Was war eigentlich im 13./14. Jhdt. so toll daran, Mönch oder Nonne zu werden?
Das Tolle daran war, daß es im 13./14. Jh. bereits eine lange Tradition hatte
Aber ernsthaft: Zu dieser Zeit - Übergang vom Hoch- zum Spätmittelalter - existierte schon seit Jahrhunderten eine Gesellschaft, in welcher die christliche Religion bzw. das Religiöse nahezu alle Lebensbereiche durchdrang. Das Mönchstum war zudem durch
Benedikt von Nursia in der 1. Hälfte des 6. Jh. - Übergang von der (Spät-)Antike zum (Früh-)Mittelalter - begründet worden und hatte sich in den nachfolgenden Jahrhunderten kontinuierlich als Lebensform(en) verbreitet und neue Ordensgründungen incl. der in der Fragestellung angesprochenen Nonnenklöster hervorgebracht; dazu traten ab dem 13. Jh. zudem die Bettel- und Predigerorden.
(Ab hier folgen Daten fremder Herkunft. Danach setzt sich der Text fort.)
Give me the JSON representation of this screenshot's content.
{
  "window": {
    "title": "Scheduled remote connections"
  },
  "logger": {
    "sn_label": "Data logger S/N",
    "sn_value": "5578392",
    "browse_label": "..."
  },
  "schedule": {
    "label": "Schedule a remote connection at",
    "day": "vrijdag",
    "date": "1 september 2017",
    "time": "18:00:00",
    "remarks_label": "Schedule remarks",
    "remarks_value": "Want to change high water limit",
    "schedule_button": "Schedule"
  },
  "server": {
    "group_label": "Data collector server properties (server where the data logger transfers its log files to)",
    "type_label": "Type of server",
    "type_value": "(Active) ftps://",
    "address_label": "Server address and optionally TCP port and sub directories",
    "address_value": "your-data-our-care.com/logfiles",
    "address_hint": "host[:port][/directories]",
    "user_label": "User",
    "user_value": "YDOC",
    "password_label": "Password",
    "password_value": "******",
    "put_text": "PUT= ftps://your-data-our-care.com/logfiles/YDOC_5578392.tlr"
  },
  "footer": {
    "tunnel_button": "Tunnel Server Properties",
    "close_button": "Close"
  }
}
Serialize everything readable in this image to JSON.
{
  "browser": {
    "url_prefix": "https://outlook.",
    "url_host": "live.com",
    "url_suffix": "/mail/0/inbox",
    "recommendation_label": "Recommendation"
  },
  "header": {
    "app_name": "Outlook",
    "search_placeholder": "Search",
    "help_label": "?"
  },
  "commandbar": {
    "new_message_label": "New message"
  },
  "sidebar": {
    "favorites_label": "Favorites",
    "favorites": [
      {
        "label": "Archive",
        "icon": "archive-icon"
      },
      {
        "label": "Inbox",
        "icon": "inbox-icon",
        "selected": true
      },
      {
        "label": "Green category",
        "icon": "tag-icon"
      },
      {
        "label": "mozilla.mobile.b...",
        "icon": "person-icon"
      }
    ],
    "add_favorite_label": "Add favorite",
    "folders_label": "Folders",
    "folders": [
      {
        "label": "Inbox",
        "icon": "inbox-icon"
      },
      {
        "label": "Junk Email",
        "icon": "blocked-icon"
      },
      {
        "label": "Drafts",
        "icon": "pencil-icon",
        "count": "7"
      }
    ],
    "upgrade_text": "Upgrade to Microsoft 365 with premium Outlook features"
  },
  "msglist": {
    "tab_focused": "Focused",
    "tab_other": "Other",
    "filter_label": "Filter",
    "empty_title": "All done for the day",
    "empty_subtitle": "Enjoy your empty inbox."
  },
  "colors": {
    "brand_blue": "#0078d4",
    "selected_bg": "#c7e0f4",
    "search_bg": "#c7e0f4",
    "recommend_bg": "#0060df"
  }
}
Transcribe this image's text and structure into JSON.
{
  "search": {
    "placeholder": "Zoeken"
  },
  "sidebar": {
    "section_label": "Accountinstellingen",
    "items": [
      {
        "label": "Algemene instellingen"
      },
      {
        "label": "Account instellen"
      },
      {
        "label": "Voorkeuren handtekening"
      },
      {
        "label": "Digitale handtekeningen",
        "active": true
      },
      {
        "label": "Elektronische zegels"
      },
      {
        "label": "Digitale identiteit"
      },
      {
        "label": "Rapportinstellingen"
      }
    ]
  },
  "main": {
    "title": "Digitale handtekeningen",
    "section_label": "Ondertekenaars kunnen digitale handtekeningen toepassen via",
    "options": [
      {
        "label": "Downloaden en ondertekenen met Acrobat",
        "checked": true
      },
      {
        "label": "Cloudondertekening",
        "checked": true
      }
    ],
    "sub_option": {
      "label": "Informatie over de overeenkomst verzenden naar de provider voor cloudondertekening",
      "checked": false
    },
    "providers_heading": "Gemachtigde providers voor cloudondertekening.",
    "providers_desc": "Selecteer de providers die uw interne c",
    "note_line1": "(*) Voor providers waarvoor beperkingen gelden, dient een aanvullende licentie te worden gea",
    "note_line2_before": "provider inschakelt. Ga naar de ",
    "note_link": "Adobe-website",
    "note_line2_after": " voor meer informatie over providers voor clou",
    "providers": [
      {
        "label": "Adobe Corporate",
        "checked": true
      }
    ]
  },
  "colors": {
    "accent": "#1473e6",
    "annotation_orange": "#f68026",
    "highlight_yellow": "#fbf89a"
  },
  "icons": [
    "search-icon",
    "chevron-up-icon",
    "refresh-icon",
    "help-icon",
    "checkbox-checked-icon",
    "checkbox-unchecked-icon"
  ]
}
Es war eine Facette und zudem ein "Karriereweg", welche schlicht und ergreifend als normal und nicht wie in der heutigen säkularisierten Welt als eher "exotisch" angesehen wurden.
Wichtig ist dabei außerdem, daß sich der Mensch des Mittelalters über seinen Platz in der göttlichen Ordnung definierte - sprich: er sah sich zu dem bestimmt, was er war bzw. wurde; sein Platz bspw. in einem Mönchsorden war aus seiner Sicht eben gottgewollt.
Zumal dem ebenso hinzuzufügen ist, daß jemand, der dem Stand der
Betenden angehörte - Stichwort: Klerus = 1. Stand - gemeinhin auf gewisse (Hoch-)Achtung in der Gesellschaft bzw. unter den Mitmenschen zählen konnte.
Anm.: Um unzulässiger Verallgemeinerung vorzubeugen, habe ich bewußt "gemeinhin" und "gewisse Hochachtung" geschrieben...
Wichtig:
Wie alle weiteren Ausführungen, die ich dazu jetzt treffe, muß man dies aus der Zeit heraus verstehen und darf es nicht mit bzw. an heutigen Wertvorstellungen messen!
Für diese "Berufe" entschieden sich ja i.d.R. Söhne bzw. Töchter aus besserem Hause...
Das stimmt so nicht, denn in jeder Niederlassung gab es bspw. bei Mönchen Priesterbrüder und Laienbrüder - und unter Letzteren waren gerade bei jenen, die körperliche Arbeit verrichteten, nicht wenige von nichtadliger Herkunft.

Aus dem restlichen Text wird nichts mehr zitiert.